In this blog, we will learn to set up Elasticsearch on the minikube cluster but before that let’s look at elasticsearch.
Elasticsearch is a distributed, scalable, real-time search engine that supports full-text and structured searches, and analytics. It’s most typically used to index and search vast amounts of log data, but it can also be used to explore a variety of documents.

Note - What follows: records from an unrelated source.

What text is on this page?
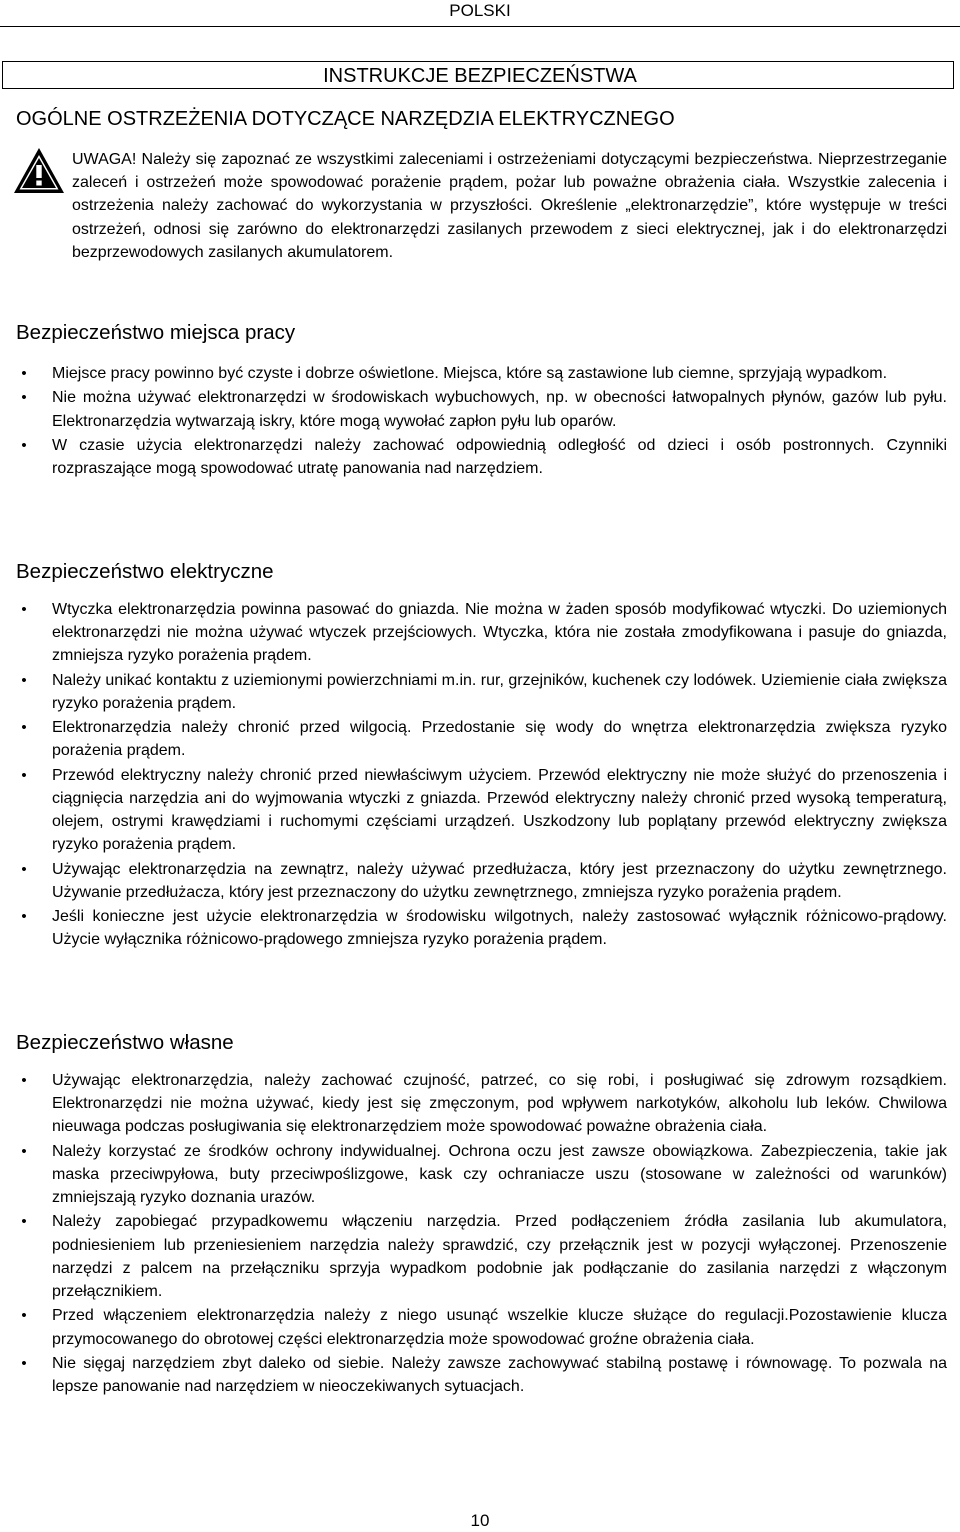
POLSKI
INSTRUKCJE BEZPIECZEŃSTWA
OGÓLNE OSTRZEŻENIA DOTYCZĄCE NARZĘDZIA ELEKTRYCZNEGO
UWAGA! Należy się zapoznać ze wszystkimi zaleceniami i ostrzeżeniami dotyczącymi bezpieczeństwa. Nieprzestrzeganie zaleceń i ostrzeżeń może spowodować porażenie prądem, pożar lub poważne obrażenia ciała. Wszystkie zalecenia i ostrzeżenia należy zachować do wykorzystania w przyszłości. Określenie „elektronarzędzie”, które występuje w treści ostrzeżeń, odnosi się zarówno do elektronarzędzi zasilanych przewodem z sieci elektrycznej, jak i do elektronarzędzi bezprzewodowych zasilanych akumulatorem.
Bezpieczeństwo miejsca pracy
•	Miejsce pracy powinno być czyste i dobrze oświetlone. Miejsca, które są zastawione lub ciemne, sprzyjają wypadkom.
•	Nie można używać elektronarzędzi w środowiskach wybuchowych, np. w obecności łatwopalnych płynów, gazów lub pyłu. Elektronarzędzia wytwarzają iskry, które mogą wywołać zapłon pyłu lub oparów.
•	W czasie użycia elektronarzędzi należy zachować odpowiednią odległość od dzieci i osób postronnych. Czynniki rozpraszające mogą spowodować utratę panowania nad narzędziem.
Bezpieczeństwo elektryczne
•	Wtyczka elektronarzędzia powinna pasować do gniazda. Nie można w żaden sposób modyfikować wtyczki. Do uziemionych elektronarzędzi nie można używać wtyczek przejściowych. Wtyczka, która nie została zmodyfikowana i pasuje do gniazda, zmniejsza ryzyko porażenia prądem.
•	Należy unikać kontaktu z uziemionymi powierzchniami m.in. rur, grzejników, kuchenek czy lodówek. Uziemienie ciała zwiększa ryzyko porażenia prądem.
•	Elektronarzędzia należy chronić przed wilgocią. Przedostanie się wody do wnętrza elektronarzędzia zwiększa ryzyko porażenia prądem.
•	Przewód elektryczny należy chronić przed niewłaściwym użyciem. Przewód elektryczny nie może służyć do przenoszenia i ciągnięcia narzędzia ani do wyjmowania wtyczki z gniazda. Przewód elektryczny należy chronić przed wysoką temperaturą, olejem, ostrymi krawędziami i ruchomymi częściami urządzeń. Uszkodzony lub poplątany przewód elektryczny zwiększa ryzyko porażenia prądem.
•	Używając elektronarzędzia na zewnątrz, należy używać przedłużacza, który jest przeznaczony do użytku zewnętrznego. Używanie przedłużacza, który jest przeznaczony do użytku zewnętrznego, zmniejsza ryzyko porażenia prądem.
•	Jeśli konieczne jest użycie elektronarzędzia w środowisku wilgotnych, należy zastosować wyłącznik różnicowo-prądowy. Użycie wyłącznika różnicowo-prądowego zmniejsza ryzyko porażenia prądem.
Bezpieczeństwo własne
•	Używając elektronarzędzia, należy zachować czujność, patrzeć, co się robi, i posługiwać się zdrowym rozsądkiem. Elektronarzędzi nie można używać, kiedy jest się zmęczonym, pod wpływem narkotyków, alkoholu lub leków. Chwilowa nieuwaga podczas posługiwania się elektronarzędziem może spowodować poważne obrażenia ciała.
•	Należy korzystać ze środków ochrony indywidualnej. Ochrona oczu jest zawsze obowiązkowa. Zabezpieczenia, takie jak maska przeciwpyłowa, buty przeciwpoślizgowe, kask czy ochraniacze uszu (stosowane w zależności od warunków) zmniejszają ryzyko doznania urazów.
•	Należy zapobiegać przypadkowemu włączeniu narzędzia. Przed podłączeniem źródła zasilania lub akumulatora, podniesieniem lub przeniesieniem narzędzia należy sprawdzić, czy przełącznik jest w pozycji wyłączonej. Przenoszenie narzędzi z palcem na przełączniku sprzyja wypadkom podobnie jak podłączanie do zasilania narzędzi z włączonym przełącznikiem.
•	Przed włączeniem elektronarzędzia należy z niego usunąć wszelkie klucze służące do regulacji.Pozostawienie klucza przymocowanego do obrotowej części elektronarzędzia może spowodować groźne obrażenia ciała.
•	Nie sięgaj narzędziem zbyt daleko od siebie. Należy zawsze zachowywać stabilną postawę i równowagę. To pozwala na lepsze panowanie nad narzędziem w nieoczekiwanych sytuacjach.
10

Use Cases of Elasticsearch:
- Application search
- Website search
- Enterprise search
- Logging and log analytics
- Infrastructure metrics and container monitoring
- Application performance monitoring
- Geospatial data analysis and visualization
- Business analytics
How does Elasticsearch work?
Elasticsearch receives raw data from a variety of sources, including logs, system metrics, and web applications. Data ingestion is the process of parsing, normalizing, and enriching raw data before indexing it in Elasticsearch. Once their data is indexed in Elasticsearch, users can perform complicated queries against it and utilize aggregations to generate complex summaries. Users can utilize Kibana to build rich data visualizations, share dashboards, and manage the Elastic Stack.
Why use Elasticsearch?
- Elasticsearch is fast: It excels at full-text search because it is built on top of Lucene. It is also a near real-time search platform, which means that the time between indexing a document and making it searchable is very short — typically one second.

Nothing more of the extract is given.